Seavey turned 25 on March 4, the day the race officially started north of Anchorage. He was the first musher to reach Nome, his nine dogs trotting into the Bering Sea coastal community at 7:29 p.m. Tuesday.

The winner greeted family and friends briefly, then turned to hug his dogs.

“They mean the world to me,” said Seavey, of Willow, about 50 miles north of Anchorage.

He finished in nine days, four hours and 29 minutes.

The previous youngest winner was the race’s only five-time champion, Rick Swenson, who won his first Iditarod at the age of 26 in 1977. Swenson, now 61, is in this year’s race, and was running in the middle of the pack.

Asked about his record-breaking victory, Seavey said it’s been a goal since he started racing competitively in 2009.

“When you put your mind on something … good things will happen,” he told the crowd under Nome’s burled arch finish line.

“Dream big!” he said as he sat with an arm around each of his two lead dogs, who wore their own yellow floral garlands. “Go for it! Why not?”

Seavey said his race strategy was to build position carefully.

“We built a monster that couldn’t be stopped,” he said, adding there was “no reason to let it out of the cage early.”

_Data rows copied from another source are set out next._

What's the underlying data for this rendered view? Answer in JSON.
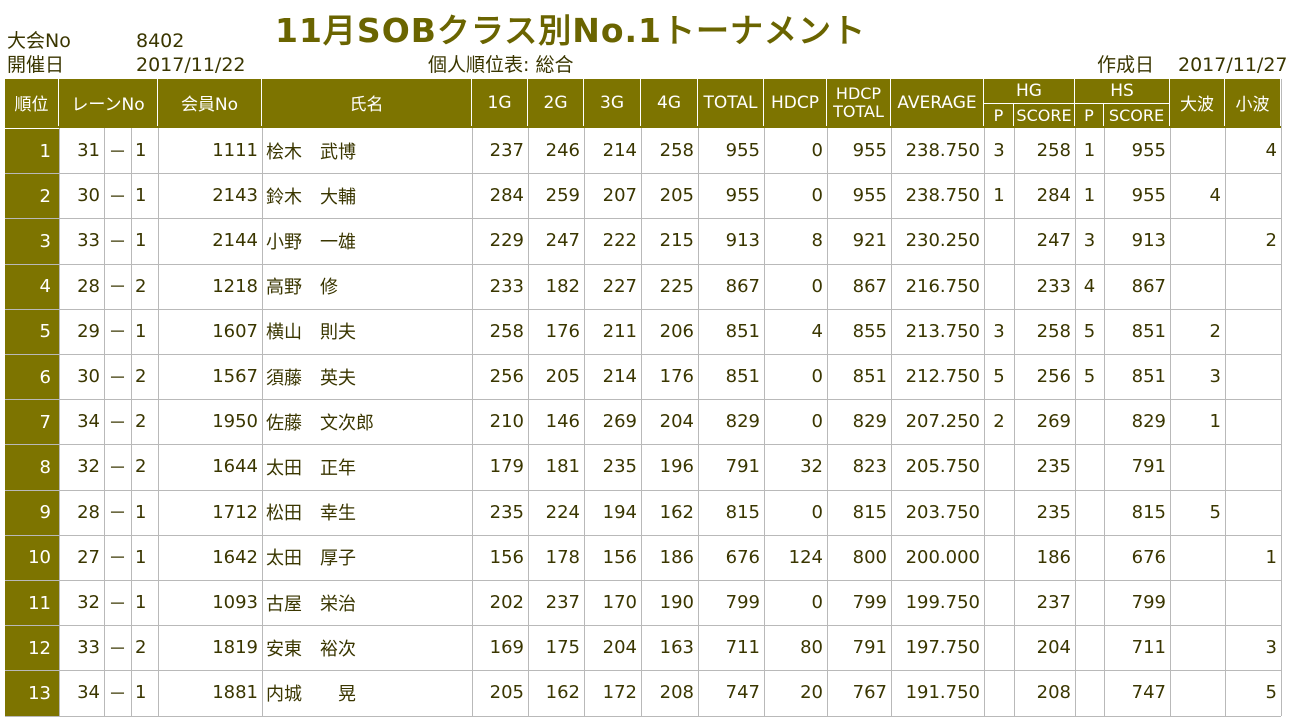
{
  "meta": {
    "tournament_no_label": "大会No",
    "tournament_no": "8402",
    "date_label": "開催日",
    "date": "2017/11/22",
    "sheet_title": "個人順位表: 総合",
    "created_label": "作成日",
    "created_date": "2017/11/27",
    "title": "11月SOBクラス別No.1トーナメント"
  },
  "headers": {
    "rank": "順位",
    "lane": "レーンNo",
    "member": "会員No",
    "name": "氏名",
    "g1": "1G",
    "g2": "2G",
    "g3": "3G",
    "g4": "4G",
    "total": "TOTAL",
    "hdcp": "HDCP",
    "hdcp_total_1": "HDCP",
    "hdcp_total_2": "TOTAL",
    "average": "AVERAGE",
    "hg": "HG",
    "hs": "HS",
    "p": "P",
    "score": "SCORE",
    "big": "大波",
    "small": "小波"
  },
  "colors": {
    "header_bg": "#7d7400",
    "text": "#3a3600"
  },
  "rows": [
    {
      "rank": "1",
      "lane": "31",
      "dash": "－",
      "sub": "1",
      "member": "1111",
      "name": "桧木　武博",
      "g1": "237",
      "g2": "246",
      "g3": "214",
      "g4": "258",
      "total": "955",
      "hdcp": "0",
      "hdcp_total": "955",
      "average": "238.750",
      "hg_p": "3",
      "hg_score": "258",
      "hs_p": "1",
      "hs_score": "955",
      "big": "",
      "small": "4"
    },
    {
      "rank": "2",
      "lane": "30",
      "dash": "－",
      "sub": "1",
      "member": "2143",
      "name": "鈴木　大輔",
      "g1": "284",
      "g2": "259",
      "g3": "207",
      "g4": "205",
      "total": "955",
      "hdcp": "0",
      "hdcp_total": "955",
      "average": "238.750",
      "hg_p": "1",
      "hg_score": "284",
      "hs_p": "1",
      "hs_score": "955",
      "big": "4",
      "small": ""
    },
    {
      "rank": "3",
      "lane": "33",
      "dash": "－",
      "sub": "1",
      "member": "2144",
      "name": "小野　一雄",
      "g1": "229",
      "g2": "247",
      "g3": "222",
      "g4": "215",
      "total": "913",
      "hdcp": "8",
      "hdcp_total": "921",
      "average": "230.250",
      "hg_p": "",
      "hg_score": "247",
      "hs_p": "3",
      "hs_score": "913",
      "big": "",
      "small": "2"
    },
    {
      "rank": "4",
      "lane": "28",
      "dash": "－",
      "sub": "2",
      "member": "1218",
      "name": "高野　修",
      "g1": "233",
      "g2": "182",
      "g3": "227",
      "g4": "225",
      "total": "867",
      "hdcp": "0",
      "hdcp_total": "867",
      "average": "216.750",
      "hg_p": "",
      "hg_score": "233",
      "hs_p": "4",
      "hs_score": "867",
      "big": "",
      "small": ""
    },
    {
      "rank": "5",
      "lane": "29",
      "dash": "－",
      "sub": "1",
      "member": "1607",
      "name": "横山　則夫",
      "g1": "258",
      "g2": "176",
      "g3": "211",
      "g4": "206",
      "total": "851",
      "hdcp": "4",
      "hdcp_total": "855",
      "average": "213.750",
      "hg_p": "3",
      "hg_score": "258",
      "hs_p": "5",
      "hs_score": "851",
      "big": "2",
      "small": ""
    },
    {
      "rank": "6",
      "lane": "30",
      "dash": "－",
      "sub": "2",
      "member": "1567",
      "name": "須藤　英夫",
      "g1": "256",
      "g2": "205",
      "g3": "214",
      "g4": "176",
      "total": "851",
      "hdcp": "0",
      "hdcp_total": "851",
      "average": "212.750",
      "hg_p": "5",
      "hg_score": "256",
      "hs_p": "5",
      "hs_score": "851",
      "big": "3",
      "small": ""
    },
    {
      "rank": "7",
      "lane": "34",
      "dash": "－",
      "sub": "2",
      "member": "1950",
      "name": "佐藤　文次郎",
      "g1": "210",
      "g2": "146",
      "g3": "269",
      "g4": "204",
      "total": "829",
      "hdcp": "0",
      "hdcp_total": "829",
      "average": "207.250",
      "hg_p": "2",
      "hg_score": "269",
      "hs_p": "",
      "hs_score": "829",
      "big": "1",
      "small": ""
    },
    {
      "rank": "8",
      "lane": "32",
      "dash": "－",
      "sub": "2",
      "member": "1644",
      "name": "太田　正年",
      "g1": "179",
      "g2": "181",
      "g3": "235",
      "g4": "196",
      "total": "791",
      "hdcp": "32",
      "hdcp_total": "823",
      "average": "205.750",
      "hg_p": "",
      "hg_score": "235",
      "hs_p": "",
      "hs_score": "791",
      "big": "",
      "small": ""
    },
    {
      "rank": "9",
      "lane": "28",
      "dash": "－",
      "sub": "1",
      "member": "1712",
      "name": "松田　幸生",
      "g1": "235",
      "g2": "224",
      "g3": "194",
      "g4": "162",
      "total": "815",
      "hdcp": "0",
      "hdcp_total": "815",
      "average": "203.750",
      "hg_p": "",
      "hg_score": "235",
      "hs_p": "",
      "hs_score": "815",
      "big": "5",
      "small": ""
    },
    {
      "rank": "10",
      "lane": "27",
      "dash": "－",
      "sub": "1",
      "member": "1642",
      "name": "太田　厚子",
      "g1": "156",
      "g2": "178",
      "g3": "156",
      "g4": "186",
      "total": "676",
      "hdcp": "124",
      "hdcp_total": "800",
      "average": "200.000",
      "hg_p": "",
      "hg_score": "186",
      "hs_p": "",
      "hs_score": "676",
      "big": "",
      "small": "1"
    },
    {
      "rank": "11",
      "lane": "32",
      "dash": "－",
      "sub": "1",
      "member": "1093",
      "name": "古屋　栄治",
      "g1": "202",
      "g2": "237",
      "g3": "170",
      "g4": "190",
      "total": "799",
      "hdcp": "0",
      "hdcp_total": "799",
      "average": "199.750",
      "hg_p": "",
      "hg_score": "237",
      "hs_p": "",
      "hs_score": "799",
      "big": "",
      "small": ""
    },
    {
      "rank": "12",
      "lane": "33",
      "dash": "－",
      "sub": "2",
      "member": "1819",
      "name": "安東　裕次",
      "g1": "169",
      "g2": "175",
      "g3": "204",
      "g4": "163",
      "total": "711",
      "hdcp": "80",
      "hdcp_total": "791",
      "average": "197.750",
      "hg_p": "",
      "hg_score": "204",
      "hs_p": "",
      "hs_score": "711",
      "big": "",
      "small": "3"
    },
    {
      "rank": "13",
      "lane": "34",
      "dash": "－",
      "sub": "1",
      "member": "1881",
      "name": "内城　　晃",
      "g1": "205",
      "g2": "162",
      "g3": "172",
      "g4": "208",
      "total": "747",
      "hdcp": "20",
      "hdcp_total": "767",
      "average": "191.750",
      "hg_p": "",
      "hg_score": "208",
      "hs_p": "",
      "hs_score": "747",
      "big": "",
      "small": "5"
    }
  ]
}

It’s a family affair for the Seaveys. Dallas’ father, Mitch, 52, won the race in 2004. He was racing in seventh place when Dallas crossed the finish line.

This year, Dallas’ 74-year-old grandfather, Dan, is running in his fifth Iditarod to celebrate the 100th anniversary of the Iditarod Trail. His trip to Nome is being sponsored by the Iditarod Historic Trail Alliance to highlight the rich history of the trail.

“It’s kind of what we do,” Dallas Seavey said when asked about that legacy.

Two of 1978 winner Dick Mackey’s sons have also won, Rick Mackey in 1983 and Lance Mackey from 2007-2010.

Dallas Seavey was the first musher to leave White Mountain after completing a mandatory eight-hour layover to rest his dogs. The second musher out was Aliy Zirkle, and Seavey maintained his lead for the last 77 miles of the trail from White Mountain to the finish line in Nome.

Dallas Seavey has been described by his father as “fiercely competitive.” The former Alaska high school wrestling champion, who also spent a year at the U.S. Olympic Training Center before turning his attention back to dogs, was the first musher to reach the White Mountain checkpoint at 12:14 a.m. Alaska time.

Sixty-six teams began the race on March 4. Eleven mushers have scratched, including the latest, Tom Thurston of Oak Creek, Colo. He left the race Tuesday afternoon in Unalakleet over concern for his dogs. He was down to eight dogs when he scratched.

Among the 55 mushers left on the trail are 12 rookies. Brent Sass is doing the best among the rookies, at 13th place on Tuesday.

The 32-year-old is originally from Excelsior, Minn., but moved to Fairbanks, where he operates Wild and Free Mushing, his kennel and guiding business.

Sass got a surprise when he arrived at the Unalakleet checkpoint on Sunday. His high school friend, Mike Coumbe of Minneapolis, flew to Alaska to cheer on his friend – with an unusual twist. He attempted to dye his naturally dark brown hair to match the black and yellow team colors of Sass’s kennel.

It didn’t go that well, and instead he wound up with mostly yellow and green patches, in varying patterns.

“It turned it into a zebra and a seal, I guess, from what I’m hearing,” Coumbe said Monday after arriving in Nome for the finish.

“We tried to do black and yellow and it turned out into a bunch of different colors with stripes and polka dots, but so far, everybody’s liking it,” said Coumbe, who is also a co-host of the satellite television show “Bowhunting Addiction, TV.”

Brent’s dad, Mark Sass, has spent the last three months cheering on his son at various checkpoints in several races, including the Yukon Quest and the Iditarod.

He’s taken three months off from his remodeling contracting business in Minneapolis, and said he’s put 5,500 miles on his truck in that time following races.

Mark Sass is a recreational musher, and loves to celebrate his son’s accomplishments. “He just loves doing it, and he’s not going to do it at the expense of his dogs,” he said. “He’s a true lover of the sport. And he loves what he does; that’s pretty neat. I’m proud to be his dad when I can say that.”